La Selección Colombia no solo era el equipo de Pacho y Bolillo. Sus orientadores lograron que toda la sociedad se apropiara de ella, que sintiera sus triunfos y derrotas. Se convirtió en orgullo nacional.
Los estrategas elevaron el autoestima personal y deportiva de sus dirigidos. Y le sumaron riqueza futbolística representada en conceptos tácticos, conceptuales y estratégicos.
El periodismo fue responsable en su trabajo, construyó en vez de destruir. La afición respaldó, no amenazó, en tanto que los dirigentes no influían a la hora de las convocatorias. Y hubo identidad, reflejada en fútbol alegre, con expresión cultural del país. Todos hablaban el mismo idioma.
Tras el progreso
Pero como ahora la vida es más rápida y el fútbol también, a esos ingredientes del pasado hay que agregarles otros para progresar.

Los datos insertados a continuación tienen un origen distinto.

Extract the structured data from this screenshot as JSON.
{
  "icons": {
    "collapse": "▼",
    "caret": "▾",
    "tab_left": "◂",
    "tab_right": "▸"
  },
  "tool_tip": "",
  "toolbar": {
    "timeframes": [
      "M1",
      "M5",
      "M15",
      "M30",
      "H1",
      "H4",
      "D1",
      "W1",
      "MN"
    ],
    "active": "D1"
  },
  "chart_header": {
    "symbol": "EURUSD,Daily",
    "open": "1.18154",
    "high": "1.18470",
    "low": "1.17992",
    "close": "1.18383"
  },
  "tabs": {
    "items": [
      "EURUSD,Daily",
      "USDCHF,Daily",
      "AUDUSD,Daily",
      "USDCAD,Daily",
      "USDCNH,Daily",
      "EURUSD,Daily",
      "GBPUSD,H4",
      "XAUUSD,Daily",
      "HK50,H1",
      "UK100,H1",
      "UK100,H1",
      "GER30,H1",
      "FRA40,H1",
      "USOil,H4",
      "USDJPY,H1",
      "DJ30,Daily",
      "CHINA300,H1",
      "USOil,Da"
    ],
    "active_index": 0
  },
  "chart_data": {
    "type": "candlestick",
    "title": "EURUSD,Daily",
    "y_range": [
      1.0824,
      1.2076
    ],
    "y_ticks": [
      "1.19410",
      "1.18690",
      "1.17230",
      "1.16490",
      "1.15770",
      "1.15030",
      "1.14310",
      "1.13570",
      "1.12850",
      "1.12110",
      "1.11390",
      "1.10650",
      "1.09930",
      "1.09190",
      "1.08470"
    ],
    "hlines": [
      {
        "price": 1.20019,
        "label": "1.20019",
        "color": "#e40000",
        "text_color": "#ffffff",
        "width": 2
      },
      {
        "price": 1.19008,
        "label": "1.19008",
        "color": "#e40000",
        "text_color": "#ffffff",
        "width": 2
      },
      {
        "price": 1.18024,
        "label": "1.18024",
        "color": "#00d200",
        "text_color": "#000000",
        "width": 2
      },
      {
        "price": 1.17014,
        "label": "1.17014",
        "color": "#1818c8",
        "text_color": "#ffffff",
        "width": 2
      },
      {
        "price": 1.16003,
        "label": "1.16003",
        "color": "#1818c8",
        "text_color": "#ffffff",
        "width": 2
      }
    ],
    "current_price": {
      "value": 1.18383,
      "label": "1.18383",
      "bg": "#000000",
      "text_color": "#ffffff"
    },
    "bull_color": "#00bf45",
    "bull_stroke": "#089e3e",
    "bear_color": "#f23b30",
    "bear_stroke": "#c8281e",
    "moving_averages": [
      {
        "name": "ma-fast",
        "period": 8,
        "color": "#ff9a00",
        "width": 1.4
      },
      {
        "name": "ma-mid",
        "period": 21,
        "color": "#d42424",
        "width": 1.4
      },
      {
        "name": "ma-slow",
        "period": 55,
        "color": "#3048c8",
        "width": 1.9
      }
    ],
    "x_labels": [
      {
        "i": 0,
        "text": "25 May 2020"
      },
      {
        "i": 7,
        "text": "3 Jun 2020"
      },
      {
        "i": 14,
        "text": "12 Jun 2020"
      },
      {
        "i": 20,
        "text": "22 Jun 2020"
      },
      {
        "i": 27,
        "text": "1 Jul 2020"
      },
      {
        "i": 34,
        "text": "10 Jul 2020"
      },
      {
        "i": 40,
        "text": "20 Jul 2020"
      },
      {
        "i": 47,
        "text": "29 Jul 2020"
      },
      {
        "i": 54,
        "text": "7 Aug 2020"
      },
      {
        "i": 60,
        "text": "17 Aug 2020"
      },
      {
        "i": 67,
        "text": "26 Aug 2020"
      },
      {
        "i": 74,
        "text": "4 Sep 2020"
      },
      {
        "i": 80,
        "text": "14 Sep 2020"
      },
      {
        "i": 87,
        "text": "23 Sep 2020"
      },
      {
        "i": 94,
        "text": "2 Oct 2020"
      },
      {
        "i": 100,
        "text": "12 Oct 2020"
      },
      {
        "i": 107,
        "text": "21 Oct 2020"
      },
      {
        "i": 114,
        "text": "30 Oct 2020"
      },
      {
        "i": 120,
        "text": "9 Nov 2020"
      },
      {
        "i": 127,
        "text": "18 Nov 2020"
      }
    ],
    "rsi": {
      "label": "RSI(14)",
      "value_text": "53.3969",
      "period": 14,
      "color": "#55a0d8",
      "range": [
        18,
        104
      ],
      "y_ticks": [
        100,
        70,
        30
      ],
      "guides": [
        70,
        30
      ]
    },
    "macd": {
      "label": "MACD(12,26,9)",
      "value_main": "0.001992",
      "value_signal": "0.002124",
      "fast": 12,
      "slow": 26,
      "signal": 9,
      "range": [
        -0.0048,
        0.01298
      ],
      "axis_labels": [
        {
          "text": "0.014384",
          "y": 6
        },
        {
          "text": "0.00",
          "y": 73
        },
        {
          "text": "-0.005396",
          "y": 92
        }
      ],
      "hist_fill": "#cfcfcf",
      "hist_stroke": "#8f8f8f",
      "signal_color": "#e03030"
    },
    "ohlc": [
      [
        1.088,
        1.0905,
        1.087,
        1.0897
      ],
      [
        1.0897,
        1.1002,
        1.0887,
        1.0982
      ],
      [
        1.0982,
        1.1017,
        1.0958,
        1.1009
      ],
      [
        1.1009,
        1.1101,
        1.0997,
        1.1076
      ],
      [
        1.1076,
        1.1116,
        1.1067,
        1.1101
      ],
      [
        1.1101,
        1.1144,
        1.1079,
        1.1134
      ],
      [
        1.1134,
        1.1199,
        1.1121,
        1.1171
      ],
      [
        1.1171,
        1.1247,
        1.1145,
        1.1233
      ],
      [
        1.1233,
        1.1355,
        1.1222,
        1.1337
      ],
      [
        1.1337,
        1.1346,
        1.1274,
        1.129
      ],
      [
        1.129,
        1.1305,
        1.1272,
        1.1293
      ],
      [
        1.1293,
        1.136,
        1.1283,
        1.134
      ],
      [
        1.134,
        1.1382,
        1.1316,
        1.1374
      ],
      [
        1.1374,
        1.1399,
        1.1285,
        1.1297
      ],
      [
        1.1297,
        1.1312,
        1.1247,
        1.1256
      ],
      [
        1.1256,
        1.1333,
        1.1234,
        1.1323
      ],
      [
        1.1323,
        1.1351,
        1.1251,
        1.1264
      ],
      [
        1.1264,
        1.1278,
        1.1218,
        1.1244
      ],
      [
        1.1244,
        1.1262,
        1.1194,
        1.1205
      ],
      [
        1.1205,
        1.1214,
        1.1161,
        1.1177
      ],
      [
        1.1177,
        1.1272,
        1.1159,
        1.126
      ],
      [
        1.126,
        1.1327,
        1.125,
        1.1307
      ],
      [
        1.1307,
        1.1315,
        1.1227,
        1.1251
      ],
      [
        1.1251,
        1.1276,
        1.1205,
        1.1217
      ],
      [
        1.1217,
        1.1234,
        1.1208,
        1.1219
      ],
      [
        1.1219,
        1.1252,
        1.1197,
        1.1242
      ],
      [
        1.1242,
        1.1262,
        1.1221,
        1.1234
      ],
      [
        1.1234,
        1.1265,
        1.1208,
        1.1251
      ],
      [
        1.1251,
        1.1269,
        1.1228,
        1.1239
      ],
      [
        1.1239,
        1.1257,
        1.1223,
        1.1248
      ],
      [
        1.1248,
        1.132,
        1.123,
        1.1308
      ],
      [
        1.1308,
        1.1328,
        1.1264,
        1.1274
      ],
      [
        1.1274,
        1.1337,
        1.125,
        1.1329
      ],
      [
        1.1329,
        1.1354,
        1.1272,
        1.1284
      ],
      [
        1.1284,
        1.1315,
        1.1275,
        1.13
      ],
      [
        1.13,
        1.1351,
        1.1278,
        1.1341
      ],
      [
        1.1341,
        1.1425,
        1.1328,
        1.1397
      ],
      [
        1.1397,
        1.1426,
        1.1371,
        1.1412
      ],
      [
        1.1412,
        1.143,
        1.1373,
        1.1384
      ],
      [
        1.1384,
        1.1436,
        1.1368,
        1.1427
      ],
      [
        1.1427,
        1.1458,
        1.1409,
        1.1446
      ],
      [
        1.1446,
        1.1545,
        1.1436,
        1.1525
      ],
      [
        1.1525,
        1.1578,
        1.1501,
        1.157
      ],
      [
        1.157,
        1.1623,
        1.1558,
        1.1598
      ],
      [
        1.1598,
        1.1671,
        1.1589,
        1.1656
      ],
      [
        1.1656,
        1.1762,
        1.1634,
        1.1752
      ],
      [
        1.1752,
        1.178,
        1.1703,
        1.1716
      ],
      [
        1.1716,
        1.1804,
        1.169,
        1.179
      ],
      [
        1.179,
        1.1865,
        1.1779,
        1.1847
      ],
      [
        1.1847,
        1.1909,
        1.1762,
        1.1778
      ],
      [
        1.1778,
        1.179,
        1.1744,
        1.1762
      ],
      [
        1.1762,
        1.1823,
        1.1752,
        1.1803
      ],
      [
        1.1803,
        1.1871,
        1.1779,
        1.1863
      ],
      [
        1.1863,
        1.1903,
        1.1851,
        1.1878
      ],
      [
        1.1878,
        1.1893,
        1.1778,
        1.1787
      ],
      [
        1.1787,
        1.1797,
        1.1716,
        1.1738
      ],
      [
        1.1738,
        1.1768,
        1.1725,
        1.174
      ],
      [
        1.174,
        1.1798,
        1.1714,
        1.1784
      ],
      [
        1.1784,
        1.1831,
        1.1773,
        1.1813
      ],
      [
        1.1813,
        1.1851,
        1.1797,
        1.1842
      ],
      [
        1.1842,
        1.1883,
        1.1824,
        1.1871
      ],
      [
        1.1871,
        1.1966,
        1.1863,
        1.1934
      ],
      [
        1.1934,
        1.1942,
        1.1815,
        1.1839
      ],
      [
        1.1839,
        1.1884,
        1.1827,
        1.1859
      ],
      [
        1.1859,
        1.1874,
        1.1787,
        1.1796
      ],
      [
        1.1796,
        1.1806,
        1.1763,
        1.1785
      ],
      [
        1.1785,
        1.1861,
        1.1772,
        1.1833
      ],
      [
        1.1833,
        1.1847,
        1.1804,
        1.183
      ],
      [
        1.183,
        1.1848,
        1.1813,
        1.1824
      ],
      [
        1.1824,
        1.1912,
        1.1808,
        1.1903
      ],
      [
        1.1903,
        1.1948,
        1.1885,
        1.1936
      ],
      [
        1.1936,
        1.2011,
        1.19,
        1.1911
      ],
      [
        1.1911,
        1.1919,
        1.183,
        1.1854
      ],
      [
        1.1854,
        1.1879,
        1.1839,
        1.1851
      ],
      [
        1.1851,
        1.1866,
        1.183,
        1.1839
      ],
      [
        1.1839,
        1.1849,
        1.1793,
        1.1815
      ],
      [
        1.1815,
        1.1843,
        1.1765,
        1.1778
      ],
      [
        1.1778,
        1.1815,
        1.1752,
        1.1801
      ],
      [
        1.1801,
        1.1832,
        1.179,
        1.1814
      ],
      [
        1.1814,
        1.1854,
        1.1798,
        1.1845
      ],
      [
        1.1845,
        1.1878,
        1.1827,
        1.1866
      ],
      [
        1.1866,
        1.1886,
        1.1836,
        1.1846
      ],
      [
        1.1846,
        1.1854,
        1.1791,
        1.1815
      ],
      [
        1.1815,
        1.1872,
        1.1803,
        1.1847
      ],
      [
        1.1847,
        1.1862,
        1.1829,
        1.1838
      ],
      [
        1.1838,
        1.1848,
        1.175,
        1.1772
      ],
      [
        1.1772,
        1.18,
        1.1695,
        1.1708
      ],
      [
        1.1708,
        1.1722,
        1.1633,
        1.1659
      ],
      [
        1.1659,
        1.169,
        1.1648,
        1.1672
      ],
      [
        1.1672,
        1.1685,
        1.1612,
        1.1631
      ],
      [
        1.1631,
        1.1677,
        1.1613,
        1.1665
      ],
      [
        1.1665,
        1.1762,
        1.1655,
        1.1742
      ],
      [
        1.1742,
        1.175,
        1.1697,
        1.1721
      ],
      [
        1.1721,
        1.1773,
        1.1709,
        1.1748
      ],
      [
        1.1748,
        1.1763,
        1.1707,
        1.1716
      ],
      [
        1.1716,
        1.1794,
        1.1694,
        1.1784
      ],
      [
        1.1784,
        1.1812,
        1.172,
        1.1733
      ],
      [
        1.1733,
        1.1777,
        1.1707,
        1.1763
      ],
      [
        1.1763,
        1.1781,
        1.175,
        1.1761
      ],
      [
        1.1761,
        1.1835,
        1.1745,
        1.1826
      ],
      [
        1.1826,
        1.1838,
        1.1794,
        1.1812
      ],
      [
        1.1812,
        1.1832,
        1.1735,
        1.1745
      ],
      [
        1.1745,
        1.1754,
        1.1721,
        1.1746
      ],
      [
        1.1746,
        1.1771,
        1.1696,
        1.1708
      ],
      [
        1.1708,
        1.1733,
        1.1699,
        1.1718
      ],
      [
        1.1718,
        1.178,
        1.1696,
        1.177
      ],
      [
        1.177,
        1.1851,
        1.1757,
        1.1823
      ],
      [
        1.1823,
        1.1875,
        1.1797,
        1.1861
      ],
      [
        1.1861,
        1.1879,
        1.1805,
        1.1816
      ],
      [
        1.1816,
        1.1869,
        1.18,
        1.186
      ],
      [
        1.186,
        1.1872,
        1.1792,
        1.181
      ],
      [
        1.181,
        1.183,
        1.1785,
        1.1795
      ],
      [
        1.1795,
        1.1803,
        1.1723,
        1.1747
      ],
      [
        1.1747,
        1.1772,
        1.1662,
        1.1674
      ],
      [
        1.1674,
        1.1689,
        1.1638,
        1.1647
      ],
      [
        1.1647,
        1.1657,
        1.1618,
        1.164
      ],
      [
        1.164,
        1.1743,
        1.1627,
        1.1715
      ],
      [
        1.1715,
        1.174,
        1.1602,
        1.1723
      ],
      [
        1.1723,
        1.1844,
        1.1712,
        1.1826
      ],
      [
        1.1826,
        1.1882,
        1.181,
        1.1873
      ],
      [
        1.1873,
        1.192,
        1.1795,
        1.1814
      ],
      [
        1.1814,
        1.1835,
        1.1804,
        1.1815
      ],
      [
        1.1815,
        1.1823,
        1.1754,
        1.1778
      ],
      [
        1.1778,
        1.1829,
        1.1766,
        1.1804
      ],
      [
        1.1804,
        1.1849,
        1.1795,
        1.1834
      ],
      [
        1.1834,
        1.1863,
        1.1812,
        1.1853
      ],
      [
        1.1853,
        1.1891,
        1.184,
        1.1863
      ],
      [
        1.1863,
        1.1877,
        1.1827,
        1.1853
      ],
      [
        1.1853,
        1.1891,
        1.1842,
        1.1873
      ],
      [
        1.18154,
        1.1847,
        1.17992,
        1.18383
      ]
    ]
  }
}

El primer paso fue la llegada de Francisco Maturana como director técnico y de desarrollo deportivo a la Federación. Pacho, el de mayor capacidad y reconocimiento internacional, sugirió el nombre de Hernán Darío Gómez.
Aunque Bolillo tiene detractores, personas que lo estigmatizaron por actuaciones del pasado, el analista Hugo Gallego Villa asegura que "Hernán ahora es mejor que antes, cerró su ciclo, porque aprendió cuando ganó y cuando perdió en la alta competencia".
Gallego agrega que Gómez es más completo hoy, no solo como técnico sino como persona: "Cambió para bien, ahora sabe más de fútbol y de la vida".
En ese camino que parece el ideal y al que le falta ajustar detalles por parte de Maturana en las selecciones de menores, otro acierto fue el nombramiento de Leonel Álvarez. Un hombre de las entrañas de Pacho y Bolillo, su alumno aventajado, quien goza de credibilidad en Colombia.
Leonel, tan diferente a Bolillo, será su mejor complemento, como en los mejores matrimonios. Ambos se parecen en la forma de dirigir en la zona técnica, en la manera de sentir el fútbol. De todos los técnicos criollos, el de mejor pasado, excepto Maturana, es Bolillo. Y si se mira el presente, Leonel es el primero de la lista. La combinación perfecta.
Gómez, dice Gallego, tiene sabiduría y experiencia, y es más táctico. Leonel posee atrevimiento, osadía y juventud, y es más estratégico.
Hace 20 años Colombia jugaba en corto y al pie, y triunfó. También hay que enseñarles a los futbolistas a ocupar espacios vacíos, para jugar a lo ancho y a lo largo, pero con profundidad. Exhibir un fútbol moderno, efectivo y con identidad. Esa es la misión.